Suppose $\phi: \mathbb{Q} \to \mathbb{Z}$ is a homomorphism, where both $\mathbb{Q}$ and $\mathbb{Z}$ are under addition. Prove $\phi$ is the zero map

Question

Suppose $\phi: \mathbb{Q} \to \mathbb{Z}$ is a homomorphism, where both $\mathbb{Q}$ and $\mathbb{Z}$ are under addition. Prove $\phi$ is the zero map.

Suppose $\phi$ is a non zero map. Meaning there is at least one $x \in \mathbb{Q}$ such that $\phi(x) = a$ for some non zero integer a. Since the definition of homomorphism involves two elements from the domain, I tried taking another element $y \in \mathbb{Q}$ such that $\phi(y) = b$ for some integer b. Since $\phi$ is homomorphism, $\phi(x+y) =\phi(x) + \phi(y)= a + b$.

My intention is to arrive at a contradiction that $\phi$ is not a homomorphism. But I am stuck.

Answer 1

Hint: for every $q \in \Bbb{Q}$ and $n \in \Bbb{N}_{>0}$, there is an element $p \in \Bbb{Q}$ such that $np=q$ (where $np$ means $\sum_1^np$). In the usual jargon, this says that $\Bbb{Q}$ is a divisible group - any element of $\Bbb{Q}$ can be divided by any positive integer. Now if $np = q$, then $n\phi(p) = \phi(q)$, so a homomorphic image of a divisible group is divisible. What subgroups of $\Bbb{Z}$ are divisible?

Answer 2

Let me explain it in two ways.

Method 1. If $\phi \colon \mathbf Q \to \mathbf Z$ is an additive group homomorphism then for each $r \in \mathbf Q$ the integer $\phi(r)$ is divisible by arbitrarily high powers of $2$, and that forces $\phi(r)$ to be $0$. After all, a nonzero integer can be divisible by $2$ only finitely many times.

Step 1. Since $\phi$ is additive, $\phi(ax) = a\phi(x)$ for $a \in \mathbf Z^+$ and $x \in \mathbf Q$.

Step 2. For $r \in \mathbf Q$ and $k \geq 1$ we can write $r = 2^ks$ where $s$ is the fraction $r/2^k$. Applying $\phi$ to both sides of the equation, $\phi(r) = \phi(2^ks) = 2^k\phi(s)$ by Step 1 (with $a = 2^k$). Thus the integer $\phi(r)$ is divisible by $2^k$ no matter how large $k$ we choose. That forces $\phi(r)$ to be $0$.

Method 2. If $\phi \colon \mathbf Q \to \mathbf Z$ is an additive group homomorphism then for each $r \in \mathbf Q$ the integer $\phi(r)$ is divisible by infinitely many primes, so it must be $0$.

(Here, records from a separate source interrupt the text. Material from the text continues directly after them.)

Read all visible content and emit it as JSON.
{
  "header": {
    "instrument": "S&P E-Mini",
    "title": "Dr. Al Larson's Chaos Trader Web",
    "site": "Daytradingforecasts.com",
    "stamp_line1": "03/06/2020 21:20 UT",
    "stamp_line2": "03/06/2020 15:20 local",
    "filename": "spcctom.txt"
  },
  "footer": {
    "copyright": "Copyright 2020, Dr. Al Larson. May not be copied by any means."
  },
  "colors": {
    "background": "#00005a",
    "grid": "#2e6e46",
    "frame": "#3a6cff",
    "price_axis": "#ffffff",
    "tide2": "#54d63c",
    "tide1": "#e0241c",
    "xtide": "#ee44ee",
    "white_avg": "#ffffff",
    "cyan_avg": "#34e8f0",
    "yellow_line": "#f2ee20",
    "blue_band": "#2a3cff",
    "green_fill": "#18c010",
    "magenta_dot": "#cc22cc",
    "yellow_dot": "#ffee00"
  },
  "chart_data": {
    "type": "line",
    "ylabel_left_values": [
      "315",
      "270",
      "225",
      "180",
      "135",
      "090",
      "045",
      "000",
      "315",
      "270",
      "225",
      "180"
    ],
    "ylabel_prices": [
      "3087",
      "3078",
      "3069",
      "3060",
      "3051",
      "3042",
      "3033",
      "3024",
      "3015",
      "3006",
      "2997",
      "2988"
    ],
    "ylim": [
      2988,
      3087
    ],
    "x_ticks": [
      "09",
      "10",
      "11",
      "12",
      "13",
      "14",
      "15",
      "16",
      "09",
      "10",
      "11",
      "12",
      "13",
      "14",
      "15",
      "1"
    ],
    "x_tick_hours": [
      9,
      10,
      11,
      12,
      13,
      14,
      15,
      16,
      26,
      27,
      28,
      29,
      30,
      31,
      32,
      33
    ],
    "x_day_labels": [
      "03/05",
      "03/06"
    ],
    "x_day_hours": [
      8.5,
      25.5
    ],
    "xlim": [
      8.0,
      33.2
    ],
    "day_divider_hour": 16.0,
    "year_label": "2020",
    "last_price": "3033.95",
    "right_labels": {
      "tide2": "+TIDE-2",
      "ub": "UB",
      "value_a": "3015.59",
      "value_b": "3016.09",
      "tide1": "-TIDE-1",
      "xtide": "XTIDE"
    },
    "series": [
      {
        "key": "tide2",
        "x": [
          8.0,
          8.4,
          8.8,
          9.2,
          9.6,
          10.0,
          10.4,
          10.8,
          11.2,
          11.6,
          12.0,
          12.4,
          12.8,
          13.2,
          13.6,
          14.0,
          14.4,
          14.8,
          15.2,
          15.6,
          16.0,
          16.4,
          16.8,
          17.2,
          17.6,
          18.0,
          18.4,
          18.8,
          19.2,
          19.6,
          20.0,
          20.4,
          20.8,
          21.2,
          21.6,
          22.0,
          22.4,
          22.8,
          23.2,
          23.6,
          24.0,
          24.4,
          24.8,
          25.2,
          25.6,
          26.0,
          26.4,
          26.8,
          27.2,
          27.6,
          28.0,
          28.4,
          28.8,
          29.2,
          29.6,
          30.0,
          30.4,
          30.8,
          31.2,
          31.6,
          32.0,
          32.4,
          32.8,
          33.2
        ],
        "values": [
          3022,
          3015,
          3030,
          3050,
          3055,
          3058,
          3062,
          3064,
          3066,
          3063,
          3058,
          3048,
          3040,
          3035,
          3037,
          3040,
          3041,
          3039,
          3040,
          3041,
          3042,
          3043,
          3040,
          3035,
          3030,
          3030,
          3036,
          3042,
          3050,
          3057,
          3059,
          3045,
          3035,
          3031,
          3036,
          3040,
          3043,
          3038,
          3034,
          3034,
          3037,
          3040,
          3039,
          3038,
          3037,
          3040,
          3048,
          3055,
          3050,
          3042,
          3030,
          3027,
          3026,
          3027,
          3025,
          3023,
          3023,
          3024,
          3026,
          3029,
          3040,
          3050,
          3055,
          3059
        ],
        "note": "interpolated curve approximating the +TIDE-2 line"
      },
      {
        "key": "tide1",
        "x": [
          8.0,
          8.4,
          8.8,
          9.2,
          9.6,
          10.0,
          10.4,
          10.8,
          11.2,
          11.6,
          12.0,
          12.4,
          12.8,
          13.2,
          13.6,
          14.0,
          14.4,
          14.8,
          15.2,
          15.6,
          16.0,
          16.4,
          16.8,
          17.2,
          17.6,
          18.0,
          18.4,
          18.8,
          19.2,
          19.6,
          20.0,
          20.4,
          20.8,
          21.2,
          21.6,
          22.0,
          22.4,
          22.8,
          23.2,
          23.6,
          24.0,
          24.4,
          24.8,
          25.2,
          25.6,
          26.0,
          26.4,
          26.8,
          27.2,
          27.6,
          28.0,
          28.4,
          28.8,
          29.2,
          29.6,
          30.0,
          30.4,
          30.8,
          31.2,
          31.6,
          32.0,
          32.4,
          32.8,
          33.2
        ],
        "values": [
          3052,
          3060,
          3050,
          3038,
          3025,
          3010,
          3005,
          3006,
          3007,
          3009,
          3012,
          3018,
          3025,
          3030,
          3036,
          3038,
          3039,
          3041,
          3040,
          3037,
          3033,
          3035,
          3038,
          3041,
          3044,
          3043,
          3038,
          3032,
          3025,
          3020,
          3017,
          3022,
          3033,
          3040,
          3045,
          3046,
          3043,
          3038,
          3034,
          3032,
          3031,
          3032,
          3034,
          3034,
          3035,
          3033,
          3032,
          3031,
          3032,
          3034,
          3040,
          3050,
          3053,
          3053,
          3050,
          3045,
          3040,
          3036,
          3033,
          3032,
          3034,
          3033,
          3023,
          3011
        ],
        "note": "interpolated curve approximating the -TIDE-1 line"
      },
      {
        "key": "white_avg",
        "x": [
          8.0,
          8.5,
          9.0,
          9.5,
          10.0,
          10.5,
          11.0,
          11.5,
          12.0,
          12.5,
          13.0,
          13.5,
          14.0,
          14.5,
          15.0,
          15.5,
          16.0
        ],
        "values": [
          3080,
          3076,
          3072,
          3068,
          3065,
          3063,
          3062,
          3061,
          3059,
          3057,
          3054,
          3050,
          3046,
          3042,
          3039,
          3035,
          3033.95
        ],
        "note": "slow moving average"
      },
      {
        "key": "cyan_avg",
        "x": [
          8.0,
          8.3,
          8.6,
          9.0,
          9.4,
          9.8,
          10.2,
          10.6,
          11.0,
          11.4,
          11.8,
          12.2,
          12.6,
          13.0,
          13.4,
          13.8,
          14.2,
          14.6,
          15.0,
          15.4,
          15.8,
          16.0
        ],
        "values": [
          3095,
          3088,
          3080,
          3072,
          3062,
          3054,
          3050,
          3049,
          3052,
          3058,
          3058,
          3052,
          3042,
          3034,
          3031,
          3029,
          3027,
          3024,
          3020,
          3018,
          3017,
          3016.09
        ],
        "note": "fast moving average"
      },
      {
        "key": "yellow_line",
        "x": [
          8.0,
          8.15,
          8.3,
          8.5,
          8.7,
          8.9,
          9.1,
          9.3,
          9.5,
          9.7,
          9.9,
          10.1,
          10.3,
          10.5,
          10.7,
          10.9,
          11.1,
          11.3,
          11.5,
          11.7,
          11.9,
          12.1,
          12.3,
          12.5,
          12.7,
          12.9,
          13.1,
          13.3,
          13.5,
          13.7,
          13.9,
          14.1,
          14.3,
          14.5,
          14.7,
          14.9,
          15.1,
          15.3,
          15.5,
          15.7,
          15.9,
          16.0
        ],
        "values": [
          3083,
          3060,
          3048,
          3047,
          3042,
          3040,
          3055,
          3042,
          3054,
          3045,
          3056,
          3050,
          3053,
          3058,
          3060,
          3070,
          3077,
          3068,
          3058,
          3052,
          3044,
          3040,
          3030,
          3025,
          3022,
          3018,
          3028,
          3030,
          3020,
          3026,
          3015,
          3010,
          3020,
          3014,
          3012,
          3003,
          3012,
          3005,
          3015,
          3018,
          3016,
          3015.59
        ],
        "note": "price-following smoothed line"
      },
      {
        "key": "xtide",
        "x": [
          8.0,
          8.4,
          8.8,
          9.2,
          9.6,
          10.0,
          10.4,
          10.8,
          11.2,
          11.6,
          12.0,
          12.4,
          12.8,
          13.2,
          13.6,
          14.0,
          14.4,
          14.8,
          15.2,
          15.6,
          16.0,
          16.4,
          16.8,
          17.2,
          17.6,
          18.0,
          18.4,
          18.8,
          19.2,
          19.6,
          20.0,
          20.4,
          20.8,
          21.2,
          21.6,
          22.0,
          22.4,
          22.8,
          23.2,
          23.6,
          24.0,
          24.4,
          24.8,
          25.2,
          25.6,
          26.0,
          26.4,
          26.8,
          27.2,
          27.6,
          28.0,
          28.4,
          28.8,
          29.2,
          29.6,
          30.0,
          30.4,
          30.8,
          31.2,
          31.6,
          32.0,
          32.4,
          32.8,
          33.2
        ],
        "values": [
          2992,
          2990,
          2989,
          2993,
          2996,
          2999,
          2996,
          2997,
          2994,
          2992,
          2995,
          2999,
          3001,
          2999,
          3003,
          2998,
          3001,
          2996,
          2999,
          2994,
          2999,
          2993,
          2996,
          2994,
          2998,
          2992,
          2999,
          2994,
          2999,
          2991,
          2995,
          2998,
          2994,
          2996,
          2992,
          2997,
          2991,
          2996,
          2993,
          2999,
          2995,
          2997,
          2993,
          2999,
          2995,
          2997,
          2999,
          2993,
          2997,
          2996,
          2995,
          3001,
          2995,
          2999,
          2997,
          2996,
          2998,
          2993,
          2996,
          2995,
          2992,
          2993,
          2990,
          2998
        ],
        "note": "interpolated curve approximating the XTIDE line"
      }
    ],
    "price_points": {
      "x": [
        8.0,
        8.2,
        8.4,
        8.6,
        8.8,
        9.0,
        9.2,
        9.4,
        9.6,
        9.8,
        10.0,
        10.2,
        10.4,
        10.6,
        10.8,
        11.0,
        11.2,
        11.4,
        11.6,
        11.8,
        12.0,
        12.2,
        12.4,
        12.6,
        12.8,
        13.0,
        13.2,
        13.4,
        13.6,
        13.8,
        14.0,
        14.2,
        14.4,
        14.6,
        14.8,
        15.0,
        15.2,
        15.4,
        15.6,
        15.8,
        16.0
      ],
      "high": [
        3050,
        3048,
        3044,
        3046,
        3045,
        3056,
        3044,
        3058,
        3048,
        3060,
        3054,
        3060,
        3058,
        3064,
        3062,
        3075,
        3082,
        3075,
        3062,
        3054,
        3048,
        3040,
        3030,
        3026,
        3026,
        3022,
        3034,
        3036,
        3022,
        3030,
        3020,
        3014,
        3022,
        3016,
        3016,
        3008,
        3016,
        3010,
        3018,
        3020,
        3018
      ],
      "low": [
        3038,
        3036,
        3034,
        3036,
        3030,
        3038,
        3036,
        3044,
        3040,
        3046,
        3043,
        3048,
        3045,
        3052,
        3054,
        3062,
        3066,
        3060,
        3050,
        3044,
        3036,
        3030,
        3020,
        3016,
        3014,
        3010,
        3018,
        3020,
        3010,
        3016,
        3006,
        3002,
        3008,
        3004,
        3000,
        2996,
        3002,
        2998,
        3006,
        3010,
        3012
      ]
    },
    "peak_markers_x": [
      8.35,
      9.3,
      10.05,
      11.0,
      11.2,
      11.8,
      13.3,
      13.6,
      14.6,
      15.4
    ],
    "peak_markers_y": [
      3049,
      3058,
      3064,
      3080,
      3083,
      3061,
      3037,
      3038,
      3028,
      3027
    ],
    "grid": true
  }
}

Step 1. Since $\phi$ is additive, $\phi(ax) = a\phi(x)$ for $a \in \mathbf Z^+$ and $x \in \mathbf Q$. (Same as previous Step 1.)

Step 2. For $r \in \mathbf Q$ and a prime $p$, we can write $r = ps$ where $s$ is the fraction $r/p$. Applying $\phi$ to both sides of the equation, $\phi(r) = \phi(ps) = p\phi(s)$ by Step 1 (with $a = p$). Thus the integer $\phi(r)$ is divisible by every prime number, and that forces $\phi(r)$ to be $0$.

This idea of proving something is zero because it's divisible by arbitrarily high powers of a prime (like $2$) or because it's divisible by infinitely many primes (in fact by all primes) really has been used to prove some famous theorems in the past. For example, in the first proof of the Coates-Wiles theorem (a special case of the Birch and Swinnerton-Dyer conjecture), an algebraic number was shown to be $0$ by proving it is divisible by infinitely many prime ideals.

Answer 3

Let $k$ be the smallest/largest integer $>0$/$<0$ such that for some $x\in\mathbb{Q}$, $\phi(x)=k$. Then $\phi(\frac{x}{2})+\phi(\frac{x}{2})=k$, so $\phi(\frac{x}{2}) = \frac{k}{2}$ which is smaller/greater than $k$ and greater/smaller than $0$.